President Barrack Obama announces his plan of tweaking the current policies of student loans in America to make it friendlier and easier for students to repay them after graduation. The ‘Student Aid Bill of Rights” signed by Obama is designed for loan service providers to give clear information to students about their loans, the options for repaying it, and alternatives for students in cases of troubles liquidating the loan with rational fees on a realistic timeline, as Roberta Rampton (2015) reports.

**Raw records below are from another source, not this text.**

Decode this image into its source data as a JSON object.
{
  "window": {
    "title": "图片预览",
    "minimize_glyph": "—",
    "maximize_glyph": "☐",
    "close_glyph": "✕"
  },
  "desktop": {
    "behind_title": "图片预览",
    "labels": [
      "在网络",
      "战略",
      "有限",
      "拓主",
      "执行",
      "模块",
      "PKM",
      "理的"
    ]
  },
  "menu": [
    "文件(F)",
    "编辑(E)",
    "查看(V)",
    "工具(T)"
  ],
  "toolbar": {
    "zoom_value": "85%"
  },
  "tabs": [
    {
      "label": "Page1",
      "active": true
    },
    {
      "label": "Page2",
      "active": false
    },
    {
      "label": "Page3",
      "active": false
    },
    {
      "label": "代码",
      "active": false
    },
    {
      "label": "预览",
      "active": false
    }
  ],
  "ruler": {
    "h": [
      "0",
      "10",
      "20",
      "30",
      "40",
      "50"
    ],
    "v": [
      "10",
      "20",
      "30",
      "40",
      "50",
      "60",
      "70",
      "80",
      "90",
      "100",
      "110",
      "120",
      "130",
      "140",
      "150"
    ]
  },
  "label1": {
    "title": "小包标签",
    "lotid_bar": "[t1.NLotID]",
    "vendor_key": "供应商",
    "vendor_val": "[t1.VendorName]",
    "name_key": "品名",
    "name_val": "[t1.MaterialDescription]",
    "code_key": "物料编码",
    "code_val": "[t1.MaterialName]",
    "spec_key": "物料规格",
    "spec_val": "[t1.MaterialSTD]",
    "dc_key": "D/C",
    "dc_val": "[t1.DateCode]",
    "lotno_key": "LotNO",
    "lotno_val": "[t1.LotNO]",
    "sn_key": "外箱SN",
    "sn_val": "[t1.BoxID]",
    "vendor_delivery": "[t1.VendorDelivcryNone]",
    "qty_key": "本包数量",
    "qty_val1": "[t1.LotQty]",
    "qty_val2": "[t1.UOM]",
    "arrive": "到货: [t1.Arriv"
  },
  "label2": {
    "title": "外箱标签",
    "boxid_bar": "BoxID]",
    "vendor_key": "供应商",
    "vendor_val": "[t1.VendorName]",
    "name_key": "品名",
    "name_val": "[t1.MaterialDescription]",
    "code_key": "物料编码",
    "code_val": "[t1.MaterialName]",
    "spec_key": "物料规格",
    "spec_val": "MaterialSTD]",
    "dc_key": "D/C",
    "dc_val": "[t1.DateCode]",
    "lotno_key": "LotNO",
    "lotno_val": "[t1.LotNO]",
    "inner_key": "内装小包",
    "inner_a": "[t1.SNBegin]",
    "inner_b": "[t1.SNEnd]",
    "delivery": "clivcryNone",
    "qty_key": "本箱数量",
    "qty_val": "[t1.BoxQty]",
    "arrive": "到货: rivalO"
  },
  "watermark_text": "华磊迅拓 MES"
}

There are two primary options for American students on how to get their education loans, namely private loan service providers or governmental. The plans of President Obama focus on the services provided by private businesses, which have different regulations on repayments. The report indicates that about 40 million Americans are crippled by student loans. In effect, after graduation, these students are intensely pressured to have lucrative jobs in order to pay their loans on time. Since not all fresh graduates in America will be able to find entry-level employment with high salaries, their debts will incur additional fees due to the lag payments. Penalty fees on top of the existing loan only trigger greater difficulty of repayments. Thus, this is an excellent move from the White House to intervene in the growing crisis with regard to student loans. The presence of “student aid bill of rights” will encourage more American students to enroll in universities, leading to a more prolific and better educated generation of Americans. In the recent years, student loans have been a more common option among Americans to get better education; hence, their role in American higher education is undoubtedly important. Moreover, students, who will someday form the most productive workforce in this country, should experience a more reasonable, versatile, and forgiving system of student loans.